Lunes de la 11ª Semana del Tiempo Durante el Año

San Antonio de Padua, presbítero y doctor de la Iglesia

Evangelio según San Mateo 5, 38-42

“Yo os digo que no hagáis frente al que os hace mal”

Jesús dijo a sus discípulos: Ustedes han oído que se dijo: “Ojo por ojo y diente por diente”. Pero yo les digo que no hagan frente al que les hace mal: al contrario, si alguien te da una bofetada en la mejilla derecha, preséntale también la otra. Al que quiere hacerte un juicio para quitarte la túnica, déjale también el manto; y si te exige que lo acompañes un kilómetro, camina dos con él. Da al que te pide, y no le vuelvas la espalda al que quiere pedirte algo prestado. Palabra del Señor.

Meditación

Corazón, ojos, manos, pies. Retomamos el tiempo común después del ciclo pascual del calendario litúrgico. Como telón de fondo retenemos el espíritu de las bienaventuranzas. Observamos con los ojos y recibimos la realidad en imágenes, pero además la visión nos ayuda a caminar hacia un rumbo, durante toda la vida, hasta la muerte cuando se apagará la luz de nuestra vida. En ese sentido, los ojos representan los deseos del corazón; las manos los quehaceres y los pies la manera en que nos conducimos por la vida. San Antonio, en su época, lo comprendió muy bien y se convirtió en santo patrono de mucha gente.

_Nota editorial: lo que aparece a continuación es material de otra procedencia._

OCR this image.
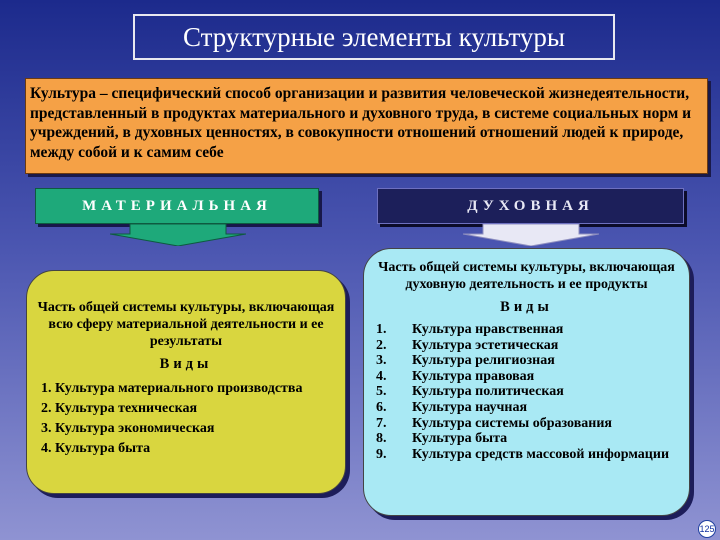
Структурные элементы культуры
Культура – специфический способ организации и развития человеческой жизнедеятельности, представленный в продуктах материального и духовного труда, в системе социальных норм и учреждений, в духовных ценностях, в совокупности отношений отношений людей к природе, между собой и к самим себе
МАТЕРИАЛЬНАЯ	ДУХОВНАЯ
Часть общей системы культуры, включающая всю сферу материальной деятельности и ее результаты
Виды
1. Культура материального производства
2. Культура техническая
3. Культура экономическая
4. Культура быта
Часть общей системы культуры, включающая духовную деятельность и ее продукты
Виды
1.	Культура нравственная
2.	Культура эстетическая
3.	Культура религиозная
4.	Культура правовая
5.	Культура политическая
6.	Культура научная
7.	Культура системы образования
8.	Культура быта
9.	Культура средств массовой информации
125
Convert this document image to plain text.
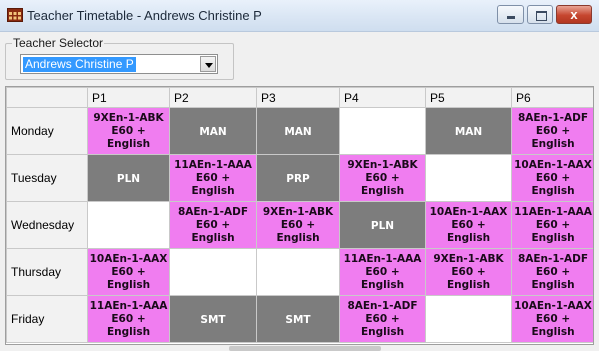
Teacher Timetable - Andrews Christine P	x
Teacher Selector
Andrews Christine P
	P1	P2	P3	P4	P5	P6
Monday	9XEn-1-ABK
E60 +
English	MAN	MAN		MAN	8AEn-1-ADF
E60 +
English

Tuesday	PLN	11AEn-1-AAA
E60 +
English	PRP	9XEn-1-ABK
E60 +
English		10AEn-1-AAX
E60 +
English

Wednesday		8AEn-1-ADF
E60 +
English	9XEn-1-ABK
E60 +
English	PLN	10AEn-1-AAX
E60 +
English	11AEn-1-AAA
E60 +
English

Thursday	10AEn-1-AAX
E60 +
English			11AEn-1-AAA
E60 +
English	9XEn-1-ABK
E60 +
English	8AEn-1-ADF
E60 +
English

Friday	11AEn-1-AAA
E60 +
English	SMT	SMT	8AEn-1-ADF
E60 +
English		10AEn-1-AAX
E60 +
English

Dar al que pide no es problema si uno es generoso, si no tiene que dar, la mirada es lo más importante. Quien quiere quitarnos algo, suponemos que lo necesita y si nos proponemos no andar a la defensiva, seremos más libres. Decía San Antonio: “recordar a Jesús, nos eleva y ensancha los corazones; invocarlo es librarnos de las amarguras; seguirlo es andar bien e imitarlo es vivir feliz”.

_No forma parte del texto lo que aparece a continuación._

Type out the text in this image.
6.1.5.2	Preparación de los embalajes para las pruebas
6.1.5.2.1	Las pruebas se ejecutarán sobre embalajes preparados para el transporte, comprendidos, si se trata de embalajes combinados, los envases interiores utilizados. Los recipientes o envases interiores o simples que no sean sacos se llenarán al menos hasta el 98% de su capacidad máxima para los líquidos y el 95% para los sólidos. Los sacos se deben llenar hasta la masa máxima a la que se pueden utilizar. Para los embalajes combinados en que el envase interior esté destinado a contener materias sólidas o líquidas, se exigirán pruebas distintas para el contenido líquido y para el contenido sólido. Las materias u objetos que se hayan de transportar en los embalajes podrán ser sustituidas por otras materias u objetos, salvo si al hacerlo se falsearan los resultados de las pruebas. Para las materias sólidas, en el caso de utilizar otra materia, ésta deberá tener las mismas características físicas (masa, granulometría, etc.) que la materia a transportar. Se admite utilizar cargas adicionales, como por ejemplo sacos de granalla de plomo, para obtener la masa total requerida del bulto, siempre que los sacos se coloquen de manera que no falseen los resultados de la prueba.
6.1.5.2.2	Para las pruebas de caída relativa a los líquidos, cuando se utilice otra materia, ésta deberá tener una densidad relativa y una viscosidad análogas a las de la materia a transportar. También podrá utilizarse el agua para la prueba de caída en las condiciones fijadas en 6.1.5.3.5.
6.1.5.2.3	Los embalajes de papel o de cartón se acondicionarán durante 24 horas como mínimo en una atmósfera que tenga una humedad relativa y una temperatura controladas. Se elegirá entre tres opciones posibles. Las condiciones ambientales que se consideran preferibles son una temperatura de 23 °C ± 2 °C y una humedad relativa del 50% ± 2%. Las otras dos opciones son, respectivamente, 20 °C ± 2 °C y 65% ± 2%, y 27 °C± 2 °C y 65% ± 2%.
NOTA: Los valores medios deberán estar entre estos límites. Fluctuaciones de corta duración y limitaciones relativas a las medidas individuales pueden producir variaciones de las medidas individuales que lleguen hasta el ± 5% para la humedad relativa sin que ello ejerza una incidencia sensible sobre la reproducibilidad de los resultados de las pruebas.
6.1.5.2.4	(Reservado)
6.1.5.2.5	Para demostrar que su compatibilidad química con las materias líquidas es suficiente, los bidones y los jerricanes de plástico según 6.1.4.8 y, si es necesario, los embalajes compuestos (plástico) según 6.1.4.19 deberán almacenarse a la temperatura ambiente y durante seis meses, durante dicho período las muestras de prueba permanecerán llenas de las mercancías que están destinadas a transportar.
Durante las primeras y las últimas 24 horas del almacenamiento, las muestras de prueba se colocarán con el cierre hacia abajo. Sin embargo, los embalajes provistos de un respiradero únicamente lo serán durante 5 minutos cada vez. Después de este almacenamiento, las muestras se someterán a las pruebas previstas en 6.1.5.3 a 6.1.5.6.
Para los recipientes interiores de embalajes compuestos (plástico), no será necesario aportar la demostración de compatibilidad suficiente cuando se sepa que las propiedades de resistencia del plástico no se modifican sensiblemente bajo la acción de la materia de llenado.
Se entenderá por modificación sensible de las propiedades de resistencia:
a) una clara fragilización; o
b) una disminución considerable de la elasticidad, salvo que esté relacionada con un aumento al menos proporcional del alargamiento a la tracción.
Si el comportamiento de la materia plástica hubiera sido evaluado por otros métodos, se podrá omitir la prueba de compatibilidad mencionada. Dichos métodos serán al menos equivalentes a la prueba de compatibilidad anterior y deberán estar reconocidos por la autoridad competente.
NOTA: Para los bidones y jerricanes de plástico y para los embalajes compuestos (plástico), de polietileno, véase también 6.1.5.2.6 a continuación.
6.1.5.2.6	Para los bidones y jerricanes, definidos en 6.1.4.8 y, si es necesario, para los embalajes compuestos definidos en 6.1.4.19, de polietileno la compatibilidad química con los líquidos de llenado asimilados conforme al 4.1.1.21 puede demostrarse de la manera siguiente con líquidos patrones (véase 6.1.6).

Educar el corazón significa llenarnos del amor verdadero, afectivo y efectivo; activar la esperanza, razonable y segura; practicar la caridad en verdad y tomar la palabra para decir la verdad con amor. Cuidemos el corazón, la familia, a los niños y adolescentes, a los jóvenes y adultos, y seremos bendecidos.

¡Atiende a mis gemidos, Señor!

Señor, escucha mis palabras,  atiende a mis gemidos,

haz caso de mis gritos de auxilio, rey mío y Dios mío.